Dusty Baker's Postseason Agonies and His Hall of Fame Candidacy

Dusty Baker's face tells a lot of different stories, but there is only one it tells in October.

Disappointment. Deflating, soul-crushing, hopeless disappointment.

With Thursday night's National League Division Series defeat to the Chicago Cubs, the Washington Nationals have reinforced their place in the panoply of the capital's legacy of failure.

But Baker's agonies extend far further. His 3,500 games rank him 15th all-time, and only one manager above him, Gene Mauch, is not in the Hall of Fame. His 105 postseason games ranks seventh all-time, and his nine postseason appearances ranks sixth.

But his postseason record of 44-61 and no World Series titles curse him. He has been on the mailed backhand of eight series losses in 11 tries (plus a play-in game loss in 2013), and been marked by the media-ocracy as an old-school players' manager who doesn't wrap himself in the comforting embrace of statistical analysis.

He is now Marv Levy and Don Nelson – the good manager who can't win the big one.

Only Levy and Nelson are in their respective halls of fame, and Baker probably won't be. Having no World Series titles (his bullpen dying in 2002 being as close as he ever got) dooms him as it has doomed Mauch, although Mauch made his reputation as a brilliant tactician with bad teams.

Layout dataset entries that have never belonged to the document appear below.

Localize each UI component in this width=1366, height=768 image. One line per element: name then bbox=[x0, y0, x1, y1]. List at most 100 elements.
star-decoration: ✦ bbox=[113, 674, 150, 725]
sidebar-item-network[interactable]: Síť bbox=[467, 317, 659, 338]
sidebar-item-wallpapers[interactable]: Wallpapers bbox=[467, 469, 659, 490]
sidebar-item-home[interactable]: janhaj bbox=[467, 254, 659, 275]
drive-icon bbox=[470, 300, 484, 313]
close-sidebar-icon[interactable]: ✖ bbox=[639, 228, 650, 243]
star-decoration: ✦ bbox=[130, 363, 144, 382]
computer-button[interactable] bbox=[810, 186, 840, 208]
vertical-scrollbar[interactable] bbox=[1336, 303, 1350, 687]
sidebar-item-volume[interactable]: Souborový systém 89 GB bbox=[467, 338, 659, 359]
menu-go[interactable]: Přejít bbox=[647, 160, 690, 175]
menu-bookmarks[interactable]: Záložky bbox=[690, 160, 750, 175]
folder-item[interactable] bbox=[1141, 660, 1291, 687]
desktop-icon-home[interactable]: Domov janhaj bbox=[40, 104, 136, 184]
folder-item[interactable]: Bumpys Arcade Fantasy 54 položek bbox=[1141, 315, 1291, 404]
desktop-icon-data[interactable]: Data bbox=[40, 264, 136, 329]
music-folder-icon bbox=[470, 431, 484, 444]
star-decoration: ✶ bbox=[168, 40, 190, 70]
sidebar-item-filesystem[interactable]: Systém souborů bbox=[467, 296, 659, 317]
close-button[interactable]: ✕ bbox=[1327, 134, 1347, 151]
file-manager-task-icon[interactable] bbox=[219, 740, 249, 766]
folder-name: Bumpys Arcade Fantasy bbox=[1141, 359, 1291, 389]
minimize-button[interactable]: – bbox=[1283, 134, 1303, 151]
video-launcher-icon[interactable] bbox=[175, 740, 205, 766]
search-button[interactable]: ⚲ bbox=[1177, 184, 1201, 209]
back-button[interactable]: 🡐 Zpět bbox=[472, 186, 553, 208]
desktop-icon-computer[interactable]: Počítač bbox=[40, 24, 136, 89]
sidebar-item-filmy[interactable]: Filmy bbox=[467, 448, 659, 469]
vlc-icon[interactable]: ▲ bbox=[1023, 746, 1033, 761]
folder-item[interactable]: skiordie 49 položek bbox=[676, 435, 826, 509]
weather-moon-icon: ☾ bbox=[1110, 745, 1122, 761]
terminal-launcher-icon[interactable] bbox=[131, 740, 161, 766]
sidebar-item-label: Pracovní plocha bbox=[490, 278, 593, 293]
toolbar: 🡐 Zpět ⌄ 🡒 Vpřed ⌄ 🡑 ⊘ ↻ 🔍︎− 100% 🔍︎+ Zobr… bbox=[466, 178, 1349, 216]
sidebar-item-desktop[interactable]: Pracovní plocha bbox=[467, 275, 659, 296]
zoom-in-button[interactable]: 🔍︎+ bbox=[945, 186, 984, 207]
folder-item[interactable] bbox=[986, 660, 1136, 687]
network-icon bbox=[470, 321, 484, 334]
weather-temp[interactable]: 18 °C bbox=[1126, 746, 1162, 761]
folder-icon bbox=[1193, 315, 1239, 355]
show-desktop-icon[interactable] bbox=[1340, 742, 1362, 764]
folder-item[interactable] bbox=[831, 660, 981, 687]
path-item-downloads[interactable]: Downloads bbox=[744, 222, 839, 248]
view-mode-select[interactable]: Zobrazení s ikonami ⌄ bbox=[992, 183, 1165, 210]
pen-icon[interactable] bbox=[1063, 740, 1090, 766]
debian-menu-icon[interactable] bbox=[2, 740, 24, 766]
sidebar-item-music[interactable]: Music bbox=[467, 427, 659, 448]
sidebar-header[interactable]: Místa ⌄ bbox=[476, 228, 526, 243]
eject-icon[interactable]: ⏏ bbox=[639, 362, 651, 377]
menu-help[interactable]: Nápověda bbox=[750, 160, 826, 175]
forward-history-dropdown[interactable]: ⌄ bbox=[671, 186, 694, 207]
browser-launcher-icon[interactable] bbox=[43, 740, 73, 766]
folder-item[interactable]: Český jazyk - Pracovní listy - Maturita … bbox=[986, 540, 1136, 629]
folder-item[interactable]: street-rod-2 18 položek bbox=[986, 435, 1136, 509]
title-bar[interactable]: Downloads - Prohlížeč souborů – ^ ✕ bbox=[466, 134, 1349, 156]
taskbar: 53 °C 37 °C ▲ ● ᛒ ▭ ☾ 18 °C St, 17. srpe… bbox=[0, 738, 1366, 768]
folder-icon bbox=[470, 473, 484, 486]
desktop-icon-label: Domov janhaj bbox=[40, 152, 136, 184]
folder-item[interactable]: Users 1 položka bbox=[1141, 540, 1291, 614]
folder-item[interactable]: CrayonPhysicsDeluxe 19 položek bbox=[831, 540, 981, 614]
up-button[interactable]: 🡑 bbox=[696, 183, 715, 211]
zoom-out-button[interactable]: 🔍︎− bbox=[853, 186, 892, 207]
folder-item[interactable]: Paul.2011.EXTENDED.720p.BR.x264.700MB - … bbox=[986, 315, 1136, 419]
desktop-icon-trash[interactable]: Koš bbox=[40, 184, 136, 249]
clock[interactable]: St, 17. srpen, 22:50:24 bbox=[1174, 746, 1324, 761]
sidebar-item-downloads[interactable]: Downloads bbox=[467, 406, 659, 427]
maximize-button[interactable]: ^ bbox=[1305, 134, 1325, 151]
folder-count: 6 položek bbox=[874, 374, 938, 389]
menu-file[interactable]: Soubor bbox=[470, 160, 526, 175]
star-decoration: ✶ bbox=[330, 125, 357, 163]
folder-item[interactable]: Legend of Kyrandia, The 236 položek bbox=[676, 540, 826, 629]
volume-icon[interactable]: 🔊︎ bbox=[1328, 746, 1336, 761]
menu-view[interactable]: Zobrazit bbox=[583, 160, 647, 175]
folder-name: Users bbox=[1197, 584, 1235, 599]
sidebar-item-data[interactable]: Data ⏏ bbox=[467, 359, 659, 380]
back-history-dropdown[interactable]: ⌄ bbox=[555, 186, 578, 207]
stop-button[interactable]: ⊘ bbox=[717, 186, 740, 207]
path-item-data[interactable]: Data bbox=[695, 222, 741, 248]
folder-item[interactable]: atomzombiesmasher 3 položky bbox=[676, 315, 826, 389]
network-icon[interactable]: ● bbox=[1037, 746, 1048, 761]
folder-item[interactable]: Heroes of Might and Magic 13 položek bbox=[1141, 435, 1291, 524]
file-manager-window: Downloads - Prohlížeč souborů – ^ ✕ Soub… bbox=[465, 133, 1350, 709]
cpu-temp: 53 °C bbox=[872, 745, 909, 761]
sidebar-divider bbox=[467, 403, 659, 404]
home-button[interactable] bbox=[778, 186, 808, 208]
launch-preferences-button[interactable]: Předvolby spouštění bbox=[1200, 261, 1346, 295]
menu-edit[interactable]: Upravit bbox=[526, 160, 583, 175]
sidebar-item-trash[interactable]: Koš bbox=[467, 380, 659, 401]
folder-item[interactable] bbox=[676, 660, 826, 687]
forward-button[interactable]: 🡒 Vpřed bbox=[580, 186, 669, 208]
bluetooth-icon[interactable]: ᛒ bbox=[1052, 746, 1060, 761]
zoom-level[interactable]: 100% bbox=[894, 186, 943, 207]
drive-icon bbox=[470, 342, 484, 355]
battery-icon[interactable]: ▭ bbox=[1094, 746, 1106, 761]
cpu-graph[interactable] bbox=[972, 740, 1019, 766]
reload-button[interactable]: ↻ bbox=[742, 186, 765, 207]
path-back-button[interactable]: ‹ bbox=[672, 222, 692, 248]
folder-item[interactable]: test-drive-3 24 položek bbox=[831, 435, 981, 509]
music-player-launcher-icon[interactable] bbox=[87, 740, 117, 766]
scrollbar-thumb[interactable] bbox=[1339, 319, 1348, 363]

But even if you take Baker's worst metric – the postseason record – he still ranks in the 90th percentile of the 699 managers in the game's history, though even then there's the caveat of the 200 some-odd interim managers who you may choose not to count.

This is not to claim he should be in the Hall of Fame. This is to claim he should be discussed, if only to determine if reputations in the postseason are the only way managers are allowed to be evaluated. Because if that's the case, Dusty Baker's world-weary October face makes that conversation a very short one.